# Will my MAC play Call of Duty 4?



## coolio2654 (Dec 2, 2008)

Kk, I know my comp meets the minimum system requirements, but that's the problem.  I want to know if I'll still get a good gaming experience.
These pics show my Hardware info
Will my MAC be able to play the game without freezing all too often and will I get a good multiplayer experience?


----------



## ora (Dec 3, 2008)

Short answer, no. I played this game mostly on the PC but an 128mb ram video card and  1 gb ram will make for a basic gaming experience - it shouldn't crash but you will have to choose between lower graphics settings or lower frame rates.

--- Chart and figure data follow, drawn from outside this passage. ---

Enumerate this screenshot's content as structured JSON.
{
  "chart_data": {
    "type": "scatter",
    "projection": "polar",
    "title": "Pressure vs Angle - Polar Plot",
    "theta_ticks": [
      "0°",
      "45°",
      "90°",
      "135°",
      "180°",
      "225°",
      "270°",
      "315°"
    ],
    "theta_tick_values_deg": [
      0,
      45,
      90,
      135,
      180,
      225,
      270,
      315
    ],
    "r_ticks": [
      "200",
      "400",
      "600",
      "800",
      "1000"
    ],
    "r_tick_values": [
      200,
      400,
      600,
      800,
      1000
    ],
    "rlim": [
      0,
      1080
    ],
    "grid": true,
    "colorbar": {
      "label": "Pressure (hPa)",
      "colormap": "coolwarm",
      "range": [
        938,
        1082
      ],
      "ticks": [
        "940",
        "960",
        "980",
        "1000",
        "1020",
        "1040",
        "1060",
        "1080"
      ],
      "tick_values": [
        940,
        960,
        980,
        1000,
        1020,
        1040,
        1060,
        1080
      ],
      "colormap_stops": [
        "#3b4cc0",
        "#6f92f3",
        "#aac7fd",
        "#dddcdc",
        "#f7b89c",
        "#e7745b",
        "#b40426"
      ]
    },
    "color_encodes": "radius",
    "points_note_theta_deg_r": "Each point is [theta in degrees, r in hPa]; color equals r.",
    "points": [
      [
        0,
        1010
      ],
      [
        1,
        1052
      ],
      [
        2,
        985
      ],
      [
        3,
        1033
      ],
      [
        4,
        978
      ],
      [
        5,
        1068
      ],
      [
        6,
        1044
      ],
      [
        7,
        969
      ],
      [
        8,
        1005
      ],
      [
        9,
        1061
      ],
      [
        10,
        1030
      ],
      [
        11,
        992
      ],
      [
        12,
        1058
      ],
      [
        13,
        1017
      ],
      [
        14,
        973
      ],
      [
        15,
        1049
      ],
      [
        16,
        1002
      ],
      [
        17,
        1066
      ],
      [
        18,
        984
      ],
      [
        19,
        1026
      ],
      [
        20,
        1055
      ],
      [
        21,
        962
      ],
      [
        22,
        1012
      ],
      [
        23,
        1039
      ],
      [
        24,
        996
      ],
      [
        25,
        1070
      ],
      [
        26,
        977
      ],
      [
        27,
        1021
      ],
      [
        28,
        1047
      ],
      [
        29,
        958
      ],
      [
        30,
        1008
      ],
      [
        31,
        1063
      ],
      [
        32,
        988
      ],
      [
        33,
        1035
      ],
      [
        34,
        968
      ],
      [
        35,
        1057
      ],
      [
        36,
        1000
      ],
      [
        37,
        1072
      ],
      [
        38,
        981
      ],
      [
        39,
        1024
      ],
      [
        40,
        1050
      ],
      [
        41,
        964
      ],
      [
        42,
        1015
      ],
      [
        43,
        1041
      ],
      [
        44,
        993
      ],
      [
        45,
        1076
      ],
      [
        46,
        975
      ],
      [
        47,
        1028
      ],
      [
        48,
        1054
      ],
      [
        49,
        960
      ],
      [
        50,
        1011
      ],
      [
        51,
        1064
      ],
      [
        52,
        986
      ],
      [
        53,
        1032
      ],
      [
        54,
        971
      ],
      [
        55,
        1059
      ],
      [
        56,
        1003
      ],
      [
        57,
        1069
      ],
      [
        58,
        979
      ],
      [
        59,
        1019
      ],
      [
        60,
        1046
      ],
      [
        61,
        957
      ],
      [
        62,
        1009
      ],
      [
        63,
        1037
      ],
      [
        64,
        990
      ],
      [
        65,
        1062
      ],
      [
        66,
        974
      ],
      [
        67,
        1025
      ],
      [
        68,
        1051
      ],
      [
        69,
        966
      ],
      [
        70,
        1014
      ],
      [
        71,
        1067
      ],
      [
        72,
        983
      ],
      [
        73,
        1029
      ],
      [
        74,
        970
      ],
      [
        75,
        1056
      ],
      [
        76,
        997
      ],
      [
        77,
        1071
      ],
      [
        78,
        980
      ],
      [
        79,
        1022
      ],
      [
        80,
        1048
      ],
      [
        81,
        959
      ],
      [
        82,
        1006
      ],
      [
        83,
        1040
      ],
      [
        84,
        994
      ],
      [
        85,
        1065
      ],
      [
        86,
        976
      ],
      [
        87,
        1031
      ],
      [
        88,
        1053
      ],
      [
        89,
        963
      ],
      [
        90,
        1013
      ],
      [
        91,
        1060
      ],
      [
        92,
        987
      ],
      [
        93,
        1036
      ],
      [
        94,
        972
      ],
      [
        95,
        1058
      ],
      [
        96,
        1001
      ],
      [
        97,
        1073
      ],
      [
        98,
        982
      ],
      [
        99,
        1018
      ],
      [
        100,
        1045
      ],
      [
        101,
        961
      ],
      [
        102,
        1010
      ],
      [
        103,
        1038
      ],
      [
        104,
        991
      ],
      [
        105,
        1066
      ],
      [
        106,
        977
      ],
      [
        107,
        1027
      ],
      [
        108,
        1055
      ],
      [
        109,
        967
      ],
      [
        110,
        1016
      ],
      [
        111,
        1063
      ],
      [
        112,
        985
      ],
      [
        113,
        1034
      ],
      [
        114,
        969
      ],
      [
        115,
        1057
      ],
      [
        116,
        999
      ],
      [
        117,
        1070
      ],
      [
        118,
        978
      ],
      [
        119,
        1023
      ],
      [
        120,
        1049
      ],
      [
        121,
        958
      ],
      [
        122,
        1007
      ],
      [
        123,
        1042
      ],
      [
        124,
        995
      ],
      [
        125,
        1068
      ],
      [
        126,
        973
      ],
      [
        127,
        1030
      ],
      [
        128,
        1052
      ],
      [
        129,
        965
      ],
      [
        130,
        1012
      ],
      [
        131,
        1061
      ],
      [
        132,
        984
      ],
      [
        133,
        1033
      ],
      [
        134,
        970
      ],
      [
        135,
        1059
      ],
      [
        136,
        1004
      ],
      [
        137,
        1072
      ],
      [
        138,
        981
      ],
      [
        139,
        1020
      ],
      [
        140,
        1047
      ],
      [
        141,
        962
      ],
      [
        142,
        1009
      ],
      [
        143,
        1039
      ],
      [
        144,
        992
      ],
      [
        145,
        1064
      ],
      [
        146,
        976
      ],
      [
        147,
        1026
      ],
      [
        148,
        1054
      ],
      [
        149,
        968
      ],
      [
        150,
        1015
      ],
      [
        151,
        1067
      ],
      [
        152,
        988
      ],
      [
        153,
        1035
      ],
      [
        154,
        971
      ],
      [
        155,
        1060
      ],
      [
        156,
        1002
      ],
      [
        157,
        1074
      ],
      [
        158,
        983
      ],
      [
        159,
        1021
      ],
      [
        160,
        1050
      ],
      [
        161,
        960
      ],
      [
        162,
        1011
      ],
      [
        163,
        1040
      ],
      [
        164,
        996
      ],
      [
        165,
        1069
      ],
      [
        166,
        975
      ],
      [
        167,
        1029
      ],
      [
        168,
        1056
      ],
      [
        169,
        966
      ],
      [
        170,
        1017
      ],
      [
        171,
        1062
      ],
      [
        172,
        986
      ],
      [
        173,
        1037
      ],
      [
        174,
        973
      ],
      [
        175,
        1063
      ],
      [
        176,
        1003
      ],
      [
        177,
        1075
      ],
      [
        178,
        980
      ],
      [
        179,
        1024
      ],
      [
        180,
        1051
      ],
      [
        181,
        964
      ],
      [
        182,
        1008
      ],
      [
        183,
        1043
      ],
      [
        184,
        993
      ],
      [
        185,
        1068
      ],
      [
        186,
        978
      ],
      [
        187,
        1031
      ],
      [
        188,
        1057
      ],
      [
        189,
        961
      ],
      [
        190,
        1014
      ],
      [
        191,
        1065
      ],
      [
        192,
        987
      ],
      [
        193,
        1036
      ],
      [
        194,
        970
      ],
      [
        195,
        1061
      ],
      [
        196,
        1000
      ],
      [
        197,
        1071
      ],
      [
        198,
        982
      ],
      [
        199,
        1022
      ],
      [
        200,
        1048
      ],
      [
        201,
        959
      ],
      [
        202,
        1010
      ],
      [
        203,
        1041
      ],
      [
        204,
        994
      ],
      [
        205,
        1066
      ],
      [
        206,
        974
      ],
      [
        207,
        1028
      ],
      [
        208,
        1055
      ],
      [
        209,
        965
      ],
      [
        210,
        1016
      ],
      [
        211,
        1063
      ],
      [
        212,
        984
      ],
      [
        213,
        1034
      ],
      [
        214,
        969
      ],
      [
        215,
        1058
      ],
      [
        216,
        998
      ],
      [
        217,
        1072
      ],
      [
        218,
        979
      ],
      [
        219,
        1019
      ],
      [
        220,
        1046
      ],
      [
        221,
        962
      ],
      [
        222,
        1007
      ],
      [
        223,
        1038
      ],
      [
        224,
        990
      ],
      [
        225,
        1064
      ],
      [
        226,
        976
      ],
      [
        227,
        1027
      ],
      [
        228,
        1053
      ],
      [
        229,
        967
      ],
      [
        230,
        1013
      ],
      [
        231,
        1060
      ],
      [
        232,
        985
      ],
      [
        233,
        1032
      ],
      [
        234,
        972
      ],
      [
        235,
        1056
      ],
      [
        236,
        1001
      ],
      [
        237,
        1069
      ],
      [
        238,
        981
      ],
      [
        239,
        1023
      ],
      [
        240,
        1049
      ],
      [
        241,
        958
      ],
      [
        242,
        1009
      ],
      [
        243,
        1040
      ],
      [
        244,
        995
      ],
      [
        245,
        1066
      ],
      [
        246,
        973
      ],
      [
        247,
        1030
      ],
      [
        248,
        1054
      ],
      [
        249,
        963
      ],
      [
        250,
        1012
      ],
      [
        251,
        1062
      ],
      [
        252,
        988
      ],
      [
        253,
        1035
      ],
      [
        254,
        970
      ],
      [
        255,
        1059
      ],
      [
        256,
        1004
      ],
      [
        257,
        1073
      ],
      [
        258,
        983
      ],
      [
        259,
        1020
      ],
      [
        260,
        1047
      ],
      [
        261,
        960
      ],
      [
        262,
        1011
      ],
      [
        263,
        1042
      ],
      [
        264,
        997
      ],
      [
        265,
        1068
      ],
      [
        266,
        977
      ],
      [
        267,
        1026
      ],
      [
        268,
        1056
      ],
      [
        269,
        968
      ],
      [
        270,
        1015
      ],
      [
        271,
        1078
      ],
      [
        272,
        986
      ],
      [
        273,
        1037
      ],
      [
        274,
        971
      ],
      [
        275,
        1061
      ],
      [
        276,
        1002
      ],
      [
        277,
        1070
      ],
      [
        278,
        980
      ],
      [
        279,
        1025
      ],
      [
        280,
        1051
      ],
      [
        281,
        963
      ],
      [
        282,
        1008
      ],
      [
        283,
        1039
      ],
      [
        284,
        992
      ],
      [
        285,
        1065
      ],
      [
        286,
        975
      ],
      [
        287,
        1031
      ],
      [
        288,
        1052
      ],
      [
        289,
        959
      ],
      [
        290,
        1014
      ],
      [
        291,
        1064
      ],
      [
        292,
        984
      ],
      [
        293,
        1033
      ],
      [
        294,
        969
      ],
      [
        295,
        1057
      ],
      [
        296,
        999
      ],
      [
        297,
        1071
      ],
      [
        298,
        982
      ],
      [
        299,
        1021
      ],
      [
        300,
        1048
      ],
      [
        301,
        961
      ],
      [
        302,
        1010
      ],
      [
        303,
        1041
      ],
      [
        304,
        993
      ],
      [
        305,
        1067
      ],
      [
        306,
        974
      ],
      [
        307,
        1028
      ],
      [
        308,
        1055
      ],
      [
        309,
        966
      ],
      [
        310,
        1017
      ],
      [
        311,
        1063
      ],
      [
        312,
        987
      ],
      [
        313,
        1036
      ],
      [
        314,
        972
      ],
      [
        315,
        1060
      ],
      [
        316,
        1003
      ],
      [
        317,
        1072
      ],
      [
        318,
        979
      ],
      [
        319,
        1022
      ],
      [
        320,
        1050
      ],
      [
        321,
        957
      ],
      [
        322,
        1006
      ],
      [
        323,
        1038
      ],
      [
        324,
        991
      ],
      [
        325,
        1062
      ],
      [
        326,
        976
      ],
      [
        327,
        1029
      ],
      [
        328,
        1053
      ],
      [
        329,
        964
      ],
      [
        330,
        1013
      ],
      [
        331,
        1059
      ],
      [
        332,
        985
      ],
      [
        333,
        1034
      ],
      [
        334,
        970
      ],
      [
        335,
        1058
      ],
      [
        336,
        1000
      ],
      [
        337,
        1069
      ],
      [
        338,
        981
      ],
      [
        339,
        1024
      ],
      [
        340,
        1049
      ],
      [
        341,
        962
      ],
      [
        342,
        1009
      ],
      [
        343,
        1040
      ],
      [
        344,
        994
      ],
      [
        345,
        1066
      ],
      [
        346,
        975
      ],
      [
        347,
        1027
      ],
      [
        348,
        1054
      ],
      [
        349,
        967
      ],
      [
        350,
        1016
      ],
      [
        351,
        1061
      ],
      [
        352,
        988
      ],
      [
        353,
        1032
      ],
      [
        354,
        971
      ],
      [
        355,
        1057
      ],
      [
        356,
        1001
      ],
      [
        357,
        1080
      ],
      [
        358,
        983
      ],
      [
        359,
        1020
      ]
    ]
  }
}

Whether for CoD4 or general use, I'd up that RAM as far as you can from someone like crucial.com . I think your machine is prob max 3gb, so just buy a 2gb board. If its one of the newer silver iMacs you can fit it yourself easily. That will make CoD4 faster though you may still be limited by the graphics card. The new ATI cards do more with less ram than their Nvidia counterparts but that HD2400 is not a brilliant gaming card.

For multiplayer, i would say you'd have more not less of a problem. Multiplayer is buggier anyway, more prone to random lag, and if your machine is also struggling you won't do brilliantly. Its a twitchy kind of game so seeing things quickly and reacting to them quickly are important.

If there is a demo, why not try that? It will give you a better idea. As I said I'd up the ram anyway for general use (and certainly for gaming) and that may make CoD4 play great, but I couldn't guarantee it.


----------



## bbloke (Dec 4, 2008)

By the way, although it's not quite addressing the original question, you may be interested in Aspyr's Game Agent if you haven't seen it already.  This is designed to let users know which of Aspyr's games will work on their current system.


----------